The prime minister said this when Sumith Nakandala, the outgoing secretary general of the Bay of Bengal Initiative for Multi-Sectoral Technical and Economic Cooperation (Bimstec), called on her at her office.
Regarding terrorism, she said it was now a global phenomenon. "All countries should work together against the menace."
While talking to visiting Turkish First Lady Emine Erdogan and Turkish Foreign Minister Mevlut Cavusoglu at the Gono Bhaban in the evening, Hasina said Bangladesh has given shelter to the displaced Rohingyas purely on humanitarian grounds.
She described it as a big burden on the country.
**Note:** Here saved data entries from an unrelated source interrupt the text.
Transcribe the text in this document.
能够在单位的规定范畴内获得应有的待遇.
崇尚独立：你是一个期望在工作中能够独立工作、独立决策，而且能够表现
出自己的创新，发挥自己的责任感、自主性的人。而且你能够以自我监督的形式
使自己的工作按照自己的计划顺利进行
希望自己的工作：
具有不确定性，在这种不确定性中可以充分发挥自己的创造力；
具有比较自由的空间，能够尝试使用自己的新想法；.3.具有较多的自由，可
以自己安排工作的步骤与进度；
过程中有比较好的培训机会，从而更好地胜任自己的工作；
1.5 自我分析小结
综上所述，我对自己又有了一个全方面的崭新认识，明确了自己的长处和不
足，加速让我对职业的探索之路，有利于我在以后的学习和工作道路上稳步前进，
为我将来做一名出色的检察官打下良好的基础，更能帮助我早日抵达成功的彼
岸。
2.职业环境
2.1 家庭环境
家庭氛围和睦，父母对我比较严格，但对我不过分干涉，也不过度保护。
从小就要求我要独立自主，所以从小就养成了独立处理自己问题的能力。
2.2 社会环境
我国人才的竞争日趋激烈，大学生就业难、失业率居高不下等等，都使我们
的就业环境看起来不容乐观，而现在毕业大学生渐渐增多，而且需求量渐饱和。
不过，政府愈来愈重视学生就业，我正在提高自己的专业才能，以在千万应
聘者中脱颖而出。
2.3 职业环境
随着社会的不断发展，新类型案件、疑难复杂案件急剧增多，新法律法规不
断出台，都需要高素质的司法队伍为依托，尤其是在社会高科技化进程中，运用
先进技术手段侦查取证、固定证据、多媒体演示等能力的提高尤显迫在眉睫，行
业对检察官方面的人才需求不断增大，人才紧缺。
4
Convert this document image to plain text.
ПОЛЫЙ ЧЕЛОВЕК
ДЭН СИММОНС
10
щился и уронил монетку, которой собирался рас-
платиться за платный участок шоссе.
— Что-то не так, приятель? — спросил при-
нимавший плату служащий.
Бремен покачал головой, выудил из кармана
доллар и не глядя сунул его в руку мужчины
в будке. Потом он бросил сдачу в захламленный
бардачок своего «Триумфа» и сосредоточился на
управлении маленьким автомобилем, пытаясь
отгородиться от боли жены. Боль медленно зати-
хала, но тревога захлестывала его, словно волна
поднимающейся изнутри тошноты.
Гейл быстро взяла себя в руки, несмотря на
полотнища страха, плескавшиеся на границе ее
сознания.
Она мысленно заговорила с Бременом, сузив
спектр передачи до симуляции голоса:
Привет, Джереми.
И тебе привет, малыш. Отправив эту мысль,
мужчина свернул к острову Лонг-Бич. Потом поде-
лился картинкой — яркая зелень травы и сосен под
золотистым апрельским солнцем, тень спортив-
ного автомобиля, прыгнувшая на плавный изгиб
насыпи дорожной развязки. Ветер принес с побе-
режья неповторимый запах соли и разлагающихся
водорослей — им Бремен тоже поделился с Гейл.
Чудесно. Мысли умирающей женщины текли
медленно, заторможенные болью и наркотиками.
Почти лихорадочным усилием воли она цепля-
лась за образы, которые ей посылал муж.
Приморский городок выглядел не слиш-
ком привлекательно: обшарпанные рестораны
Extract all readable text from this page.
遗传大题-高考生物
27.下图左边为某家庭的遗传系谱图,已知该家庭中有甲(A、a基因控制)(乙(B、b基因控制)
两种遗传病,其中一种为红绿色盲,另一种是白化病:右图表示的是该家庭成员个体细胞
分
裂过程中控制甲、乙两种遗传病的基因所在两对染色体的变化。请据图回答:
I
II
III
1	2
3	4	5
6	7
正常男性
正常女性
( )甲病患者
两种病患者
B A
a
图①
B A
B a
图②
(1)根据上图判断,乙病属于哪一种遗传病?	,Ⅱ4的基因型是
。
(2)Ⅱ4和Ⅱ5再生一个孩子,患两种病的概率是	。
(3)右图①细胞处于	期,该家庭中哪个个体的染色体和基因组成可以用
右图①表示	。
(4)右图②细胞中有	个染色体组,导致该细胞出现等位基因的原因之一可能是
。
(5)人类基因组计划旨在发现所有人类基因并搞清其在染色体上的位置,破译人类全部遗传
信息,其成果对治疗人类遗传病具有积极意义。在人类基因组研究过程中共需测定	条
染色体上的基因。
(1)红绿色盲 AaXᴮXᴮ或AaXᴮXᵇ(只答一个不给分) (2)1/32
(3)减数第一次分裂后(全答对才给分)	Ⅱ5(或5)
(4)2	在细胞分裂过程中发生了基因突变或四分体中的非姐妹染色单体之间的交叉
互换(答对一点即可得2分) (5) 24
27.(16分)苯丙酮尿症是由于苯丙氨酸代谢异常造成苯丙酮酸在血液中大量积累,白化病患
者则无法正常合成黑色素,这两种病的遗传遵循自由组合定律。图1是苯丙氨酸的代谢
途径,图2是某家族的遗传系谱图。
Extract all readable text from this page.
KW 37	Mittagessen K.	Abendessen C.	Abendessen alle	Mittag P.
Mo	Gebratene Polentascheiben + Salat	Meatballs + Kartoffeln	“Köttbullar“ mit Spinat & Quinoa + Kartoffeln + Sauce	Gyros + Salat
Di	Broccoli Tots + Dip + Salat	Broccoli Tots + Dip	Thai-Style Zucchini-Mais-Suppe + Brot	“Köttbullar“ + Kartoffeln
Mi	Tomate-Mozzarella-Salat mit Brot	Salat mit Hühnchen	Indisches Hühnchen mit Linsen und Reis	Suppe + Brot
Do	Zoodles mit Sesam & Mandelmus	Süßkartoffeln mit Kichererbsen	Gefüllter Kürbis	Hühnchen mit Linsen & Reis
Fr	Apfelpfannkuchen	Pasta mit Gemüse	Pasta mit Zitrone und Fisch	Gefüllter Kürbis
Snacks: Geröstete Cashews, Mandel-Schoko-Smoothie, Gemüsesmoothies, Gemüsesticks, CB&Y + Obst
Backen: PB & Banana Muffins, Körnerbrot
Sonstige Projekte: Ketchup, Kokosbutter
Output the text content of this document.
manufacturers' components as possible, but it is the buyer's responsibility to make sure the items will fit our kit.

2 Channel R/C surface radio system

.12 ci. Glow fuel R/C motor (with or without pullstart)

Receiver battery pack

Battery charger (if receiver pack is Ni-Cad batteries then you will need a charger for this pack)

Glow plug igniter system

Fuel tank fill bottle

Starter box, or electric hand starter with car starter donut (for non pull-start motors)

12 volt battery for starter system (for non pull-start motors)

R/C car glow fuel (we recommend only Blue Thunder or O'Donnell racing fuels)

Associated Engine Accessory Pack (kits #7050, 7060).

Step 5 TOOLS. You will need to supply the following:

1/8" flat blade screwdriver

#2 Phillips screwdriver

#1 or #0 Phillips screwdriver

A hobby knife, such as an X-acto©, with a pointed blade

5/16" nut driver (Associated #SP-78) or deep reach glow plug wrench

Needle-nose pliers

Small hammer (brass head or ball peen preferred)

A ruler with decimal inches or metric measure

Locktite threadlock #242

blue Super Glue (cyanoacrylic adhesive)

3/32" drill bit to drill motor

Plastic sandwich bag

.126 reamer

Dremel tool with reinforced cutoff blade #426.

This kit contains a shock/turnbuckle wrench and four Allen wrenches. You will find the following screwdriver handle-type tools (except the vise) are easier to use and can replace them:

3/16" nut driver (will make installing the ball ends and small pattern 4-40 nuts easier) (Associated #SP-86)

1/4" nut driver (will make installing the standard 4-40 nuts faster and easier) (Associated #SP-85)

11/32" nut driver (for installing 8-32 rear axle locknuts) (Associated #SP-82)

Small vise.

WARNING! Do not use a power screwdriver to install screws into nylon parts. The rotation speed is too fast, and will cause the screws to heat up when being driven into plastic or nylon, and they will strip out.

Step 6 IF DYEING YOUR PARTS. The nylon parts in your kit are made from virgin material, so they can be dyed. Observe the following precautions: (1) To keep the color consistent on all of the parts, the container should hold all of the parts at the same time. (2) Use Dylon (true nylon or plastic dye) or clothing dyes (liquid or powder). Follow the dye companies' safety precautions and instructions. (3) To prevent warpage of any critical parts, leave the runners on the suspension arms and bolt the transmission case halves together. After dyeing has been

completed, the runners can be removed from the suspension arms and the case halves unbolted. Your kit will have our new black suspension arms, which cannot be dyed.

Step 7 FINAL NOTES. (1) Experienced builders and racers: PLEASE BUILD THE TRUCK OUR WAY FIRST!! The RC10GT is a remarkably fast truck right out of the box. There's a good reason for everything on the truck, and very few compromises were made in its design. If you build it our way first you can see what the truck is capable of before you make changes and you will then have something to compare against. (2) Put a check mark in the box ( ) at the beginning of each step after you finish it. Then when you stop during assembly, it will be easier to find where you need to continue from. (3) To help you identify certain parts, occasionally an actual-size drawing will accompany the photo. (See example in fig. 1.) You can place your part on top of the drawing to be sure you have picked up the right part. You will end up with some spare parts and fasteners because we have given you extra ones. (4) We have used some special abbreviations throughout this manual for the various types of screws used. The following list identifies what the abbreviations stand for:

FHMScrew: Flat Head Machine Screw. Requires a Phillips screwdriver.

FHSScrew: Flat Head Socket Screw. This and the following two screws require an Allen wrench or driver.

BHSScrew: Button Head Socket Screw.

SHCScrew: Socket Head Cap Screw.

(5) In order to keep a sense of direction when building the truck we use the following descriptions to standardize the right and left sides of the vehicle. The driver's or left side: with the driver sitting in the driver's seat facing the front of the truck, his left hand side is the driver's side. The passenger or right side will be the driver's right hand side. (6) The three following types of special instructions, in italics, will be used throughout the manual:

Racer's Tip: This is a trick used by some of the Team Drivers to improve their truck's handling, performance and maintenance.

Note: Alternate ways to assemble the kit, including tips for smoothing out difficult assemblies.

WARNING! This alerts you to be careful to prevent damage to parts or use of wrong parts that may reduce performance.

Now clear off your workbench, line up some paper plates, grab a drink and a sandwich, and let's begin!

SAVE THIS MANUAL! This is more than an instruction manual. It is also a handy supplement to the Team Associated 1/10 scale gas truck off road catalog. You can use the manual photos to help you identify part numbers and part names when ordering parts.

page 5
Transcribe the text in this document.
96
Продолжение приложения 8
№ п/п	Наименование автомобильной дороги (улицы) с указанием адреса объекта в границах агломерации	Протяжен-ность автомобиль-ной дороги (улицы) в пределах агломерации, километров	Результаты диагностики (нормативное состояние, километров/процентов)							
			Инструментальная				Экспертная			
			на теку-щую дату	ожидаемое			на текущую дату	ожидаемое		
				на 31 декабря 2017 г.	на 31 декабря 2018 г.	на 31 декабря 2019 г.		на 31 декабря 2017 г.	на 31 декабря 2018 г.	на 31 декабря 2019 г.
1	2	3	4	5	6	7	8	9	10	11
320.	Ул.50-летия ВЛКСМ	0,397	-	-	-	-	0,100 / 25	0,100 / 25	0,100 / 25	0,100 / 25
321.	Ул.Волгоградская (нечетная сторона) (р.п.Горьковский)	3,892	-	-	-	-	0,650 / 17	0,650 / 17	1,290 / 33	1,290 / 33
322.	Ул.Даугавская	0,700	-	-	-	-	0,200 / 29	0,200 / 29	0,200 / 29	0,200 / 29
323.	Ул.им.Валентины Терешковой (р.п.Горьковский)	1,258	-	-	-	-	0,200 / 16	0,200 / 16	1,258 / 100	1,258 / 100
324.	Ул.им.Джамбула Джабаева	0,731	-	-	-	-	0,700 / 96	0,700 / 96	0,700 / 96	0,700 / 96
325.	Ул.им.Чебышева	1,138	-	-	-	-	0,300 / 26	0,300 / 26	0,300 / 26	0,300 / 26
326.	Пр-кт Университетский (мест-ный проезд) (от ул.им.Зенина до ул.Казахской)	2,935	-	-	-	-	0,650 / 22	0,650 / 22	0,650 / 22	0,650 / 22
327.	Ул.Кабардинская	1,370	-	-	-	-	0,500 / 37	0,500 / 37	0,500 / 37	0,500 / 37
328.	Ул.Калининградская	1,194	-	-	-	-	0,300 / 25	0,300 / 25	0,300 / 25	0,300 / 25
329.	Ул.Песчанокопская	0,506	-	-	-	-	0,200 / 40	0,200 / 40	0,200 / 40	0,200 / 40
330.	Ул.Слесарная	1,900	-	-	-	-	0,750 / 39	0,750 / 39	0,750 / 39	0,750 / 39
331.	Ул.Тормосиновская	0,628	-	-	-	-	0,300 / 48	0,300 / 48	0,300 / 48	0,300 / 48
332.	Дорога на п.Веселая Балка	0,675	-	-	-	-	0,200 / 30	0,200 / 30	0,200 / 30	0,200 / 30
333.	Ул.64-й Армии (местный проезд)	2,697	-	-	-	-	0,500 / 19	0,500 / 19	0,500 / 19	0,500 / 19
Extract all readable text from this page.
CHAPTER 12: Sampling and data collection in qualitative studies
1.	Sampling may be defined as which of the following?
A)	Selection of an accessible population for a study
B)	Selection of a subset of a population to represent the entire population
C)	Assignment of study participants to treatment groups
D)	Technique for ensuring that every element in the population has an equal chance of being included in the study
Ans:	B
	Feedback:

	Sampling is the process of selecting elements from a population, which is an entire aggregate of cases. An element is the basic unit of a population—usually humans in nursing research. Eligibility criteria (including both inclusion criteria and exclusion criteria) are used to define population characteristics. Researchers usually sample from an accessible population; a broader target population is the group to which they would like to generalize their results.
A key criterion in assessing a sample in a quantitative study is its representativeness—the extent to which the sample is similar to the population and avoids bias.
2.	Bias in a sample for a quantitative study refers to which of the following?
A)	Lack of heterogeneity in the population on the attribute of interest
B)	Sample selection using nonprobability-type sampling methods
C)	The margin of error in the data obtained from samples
Hasina said the international community must take the responsibility in this regard.
The PM said the government has taken initiatives to identify the refugees as it wants to ensure that no terrorist under the guise of refugee enters Bangladesh.
"We won't allow our land to be used by any insurgent or for terrorist activities against any country. Terrorists have no religion and territorial identity."
The Turkish first lady appreciated Bangladesh for giving shelter to the displaced Myanmar nationals, saying Turkey is trying to mobilise global opinions against the persecution as the entire world has the responsibility to resolve the crisis.
She said Turkey would raise the issue at the upcoming OIC Summit in Kazakhstan.
During the central working committee meeting of ruling Awami League at the Gono Bhaban, Hasina said her government wants Myanmar to take back its nationals.
"We're putting pressure on the Myanmar government so that they take back their nationals who are now staying in Bangladesh," she said in her introductory speech.
"Incidents are happening one after another and [Rohingya] people are coming here for shelter after losing all they have. We're trying our best to help and assist them."
She said the intrusion of the Myanmar refugees started in 1978.
"The most painful matter is that women and children die every day in boat capsizes ... it can't be tolerated," she said.